Come riportato da Il Corriere della Sera, le indagini sono scattate in seguito alla denuncia di una dipendente di un locale, portando alla luce un sistema organizzato che coinvolgeva persino piloti di Formula 1, come emerso da alcune intercettazioni telefoniche. Al centro dell’indagine figurano quattro persone — una coppia di coniugi e due complici — attualmente agli arresti domiciliari. Il gruppo operava ufficialmente tramite una società di Cinisello Balsamo che, stando alle ricostruzioni, utilizzava i social network per reclutare giovani con il pretesto di “pubbliche relazioni”. In realtà, secondo i magistrati, si trattava di una copertura per gestire serate esclusive e post-partita da migliaia di euro.

Escort e Serie A: i dettagli dell’inchiesta
Il pacchetto offerto ai clienti non includeva solo la compagnia delle donne, ma anche logistica di alto livello e “benefit” particolari: gli incontri avvenivano in noti locali milanesi e pernottamenti in hotel a cinque stelle. Secondo quanto si legge sul Corriere della Sera, veniva anche offerto gas esilarante in palloncini, una sostanza non rilevabile dai test antidoping (protossido d’azoto, ndr.) e come emerso nella giornata di ieri, la Guardia di Finanza ha sequestrato circa 1,2 milioni di euro nel giro d’affari.

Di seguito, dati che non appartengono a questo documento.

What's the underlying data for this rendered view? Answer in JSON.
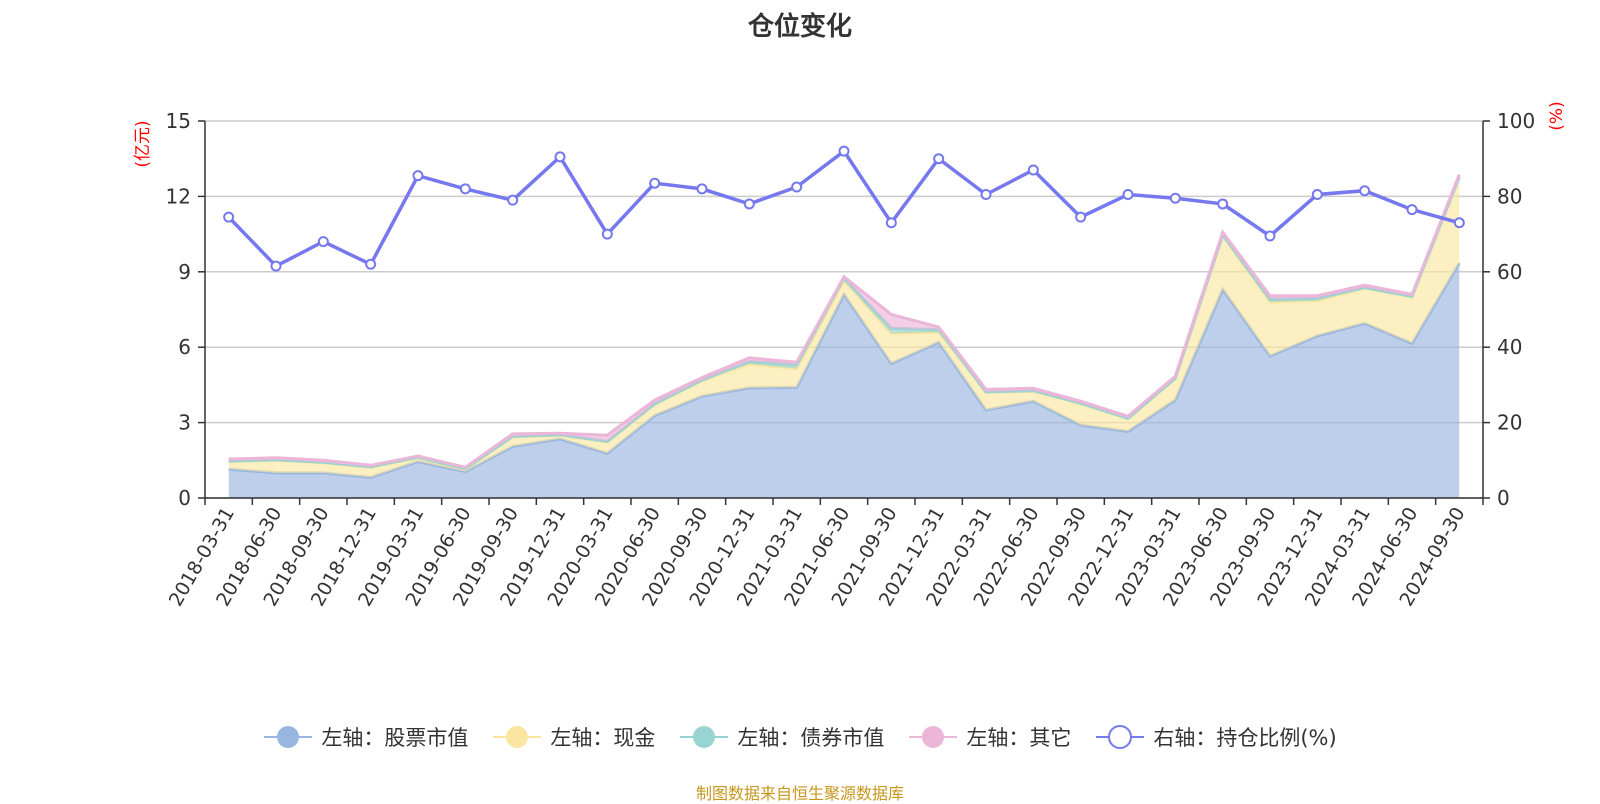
{
  "chart_data": {
    "type": "area",
    "title": "仓位变化",
    "left_axis_unit": "(亿元)",
    "right_axis_unit": "(%)",
    "left_ylim": [
      0,
      15
    ],
    "left_ticks": [
      0,
      3,
      6,
      9,
      12,
      15
    ],
    "right_ylim": [
      0,
      100
    ],
    "right_ticks": [
      0,
      20,
      40,
      60,
      80,
      100
    ],
    "categories": [
      "2018-03-31",
      "2018-06-30",
      "2018-09-30",
      "2018-12-31",
      "2019-03-31",
      "2019-06-30",
      "2019-09-30",
      "2019-12-31",
      "2020-03-31",
      "2020-06-30",
      "2020-09-30",
      "2020-12-31",
      "2021-03-31",
      "2021-06-30",
      "2021-09-30",
      "2021-12-31",
      "2022-03-31",
      "2022-06-30",
      "2022-09-30",
      "2022-12-31",
      "2023-03-31",
      "2023-06-30",
      "2023-09-30",
      "2023-12-31",
      "2024-03-31",
      "2024-06-30",
      "2024-09-30"
    ],
    "series": [
      {
        "name": "左轴：股票市值",
        "axis": "left",
        "color": "#99b6e0",
        "values": [
          1.15,
          1.0,
          1.0,
          0.82,
          1.45,
          1.05,
          2.05,
          2.35,
          1.78,
          3.28,
          4.05,
          4.38,
          4.4,
          8.1,
          5.35,
          6.2,
          3.5,
          3.85,
          2.9,
          2.65,
          3.9,
          8.3,
          5.65,
          6.45,
          6.95,
          6.15,
          9.35
        ]
      },
      {
        "name": "左轴：现金",
        "axis": "left",
        "color": "#fae6a0",
        "values": [
          0.3,
          0.5,
          0.4,
          0.4,
          0.15,
          0.1,
          0.38,
          0.15,
          0.45,
          0.45,
          0.62,
          0.95,
          0.75,
          0.55,
          1.2,
          0.4,
          0.7,
          0.4,
          0.85,
          0.5,
          0.85,
          2.15,
          2.15,
          1.4,
          1.4,
          1.85,
          3.4
        ]
      },
      {
        "name": "左轴：债券市值",
        "axis": "left",
        "color": "#98d4d2",
        "values": [
          0.02,
          0.02,
          0.02,
          0.02,
          0.02,
          0.02,
          0.02,
          0.02,
          0.02,
          0.02,
          0.02,
          0.1,
          0.15,
          0.1,
          0.2,
          0.1,
          0.02,
          0.02,
          0.02,
          0.02,
          0.02,
          0.02,
          0.1,
          0.1,
          0.02,
          0.02,
          0.02
        ]
      },
      {
        "name": "左轴：其它",
        "axis": "left",
        "color": "#ebb6d8",
        "values": [
          0.08,
          0.08,
          0.08,
          0.06,
          0.05,
          0.05,
          0.1,
          0.06,
          0.25,
          0.15,
          0.1,
          0.15,
          0.1,
          0.05,
          0.55,
          0.1,
          0.1,
          0.1,
          0.08,
          0.08,
          0.08,
          0.1,
          0.15,
          0.1,
          0.1,
          0.08,
          0.1
        ]
      },
      {
        "name": "右轴：持仓比例(%)",
        "axis": "right",
        "color": "#7578ee",
        "values": [
          74.5,
          61.5,
          68,
          62,
          85.5,
          82,
          79,
          90.5,
          70,
          83.5,
          82,
          78,
          82.5,
          92,
          73,
          90,
          80.5,
          87,
          74.5,
          80.5,
          79.5,
          78,
          69.5,
          80.5,
          81.5,
          76.5,
          73
        ]
      }
    ],
    "legend_position": "bottom",
    "source_note": "制图数据来自恒生聚源数据库"
  }
}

«C’è un mio amico pilota di Formula 1 (…) che viene qua a Milano stasera, vuole una tipa» o ancora un passaggio rivelato dal Tg1: «Nel corso di dette serate, le giovani donne che lavoravano per la coppia venivano invitate ad avere rapporti sessuali a pagamento con gli ospiti, selezionati soprattutto fra i calciatori professionisti»

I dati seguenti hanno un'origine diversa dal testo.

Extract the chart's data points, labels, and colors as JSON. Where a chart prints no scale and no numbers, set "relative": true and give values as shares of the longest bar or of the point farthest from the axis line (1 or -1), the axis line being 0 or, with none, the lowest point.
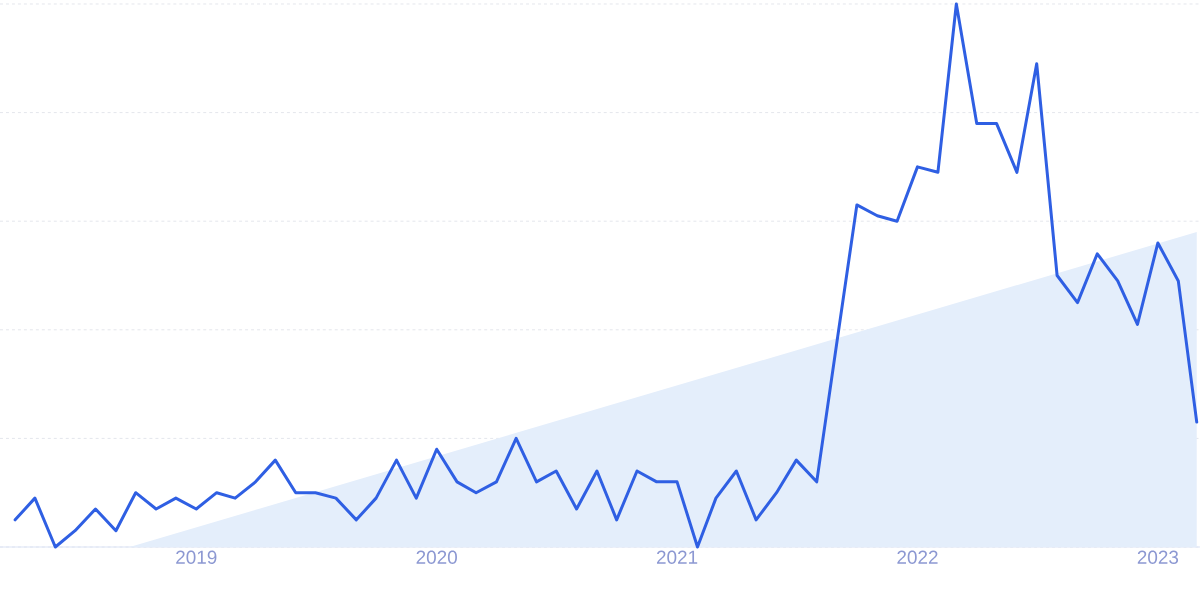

Milano, escort e sballo con il gas esilarante: i dopo partita dei calciatori di Serie A. «Il pilota di F1 vuole una tipa» https://t.co/5SjkHkcUG0
— Corriere della Sera (@Corriere) April 21, 2026
Il “giro d’affari” contava circa cento giovani promoter, incaricate di animare le serate e i tavoli riservati durante eventi promossi online come appuntamenti d’élite. Il peso economico di queste serate ricadeva interamente su atleti e uomini d’affari, chiamati a saldare conti esorbitanti: a questo si affiancava una ristretta cerchia di meno di dieci ragazze, sia italiane che straniere di età compresa tra i 18 e i 30 anni a cui spettava la metà dei guadagni generati dalle prestazioni offerte ai clienti. L’accusa ipotizzata per gli indagati è di favoreggiamento e sfruttamento della prostituzione e, considerando anche il sequestro del profitto ipotesi di autoriciclaggio e traffico di sostanze stupefacenti.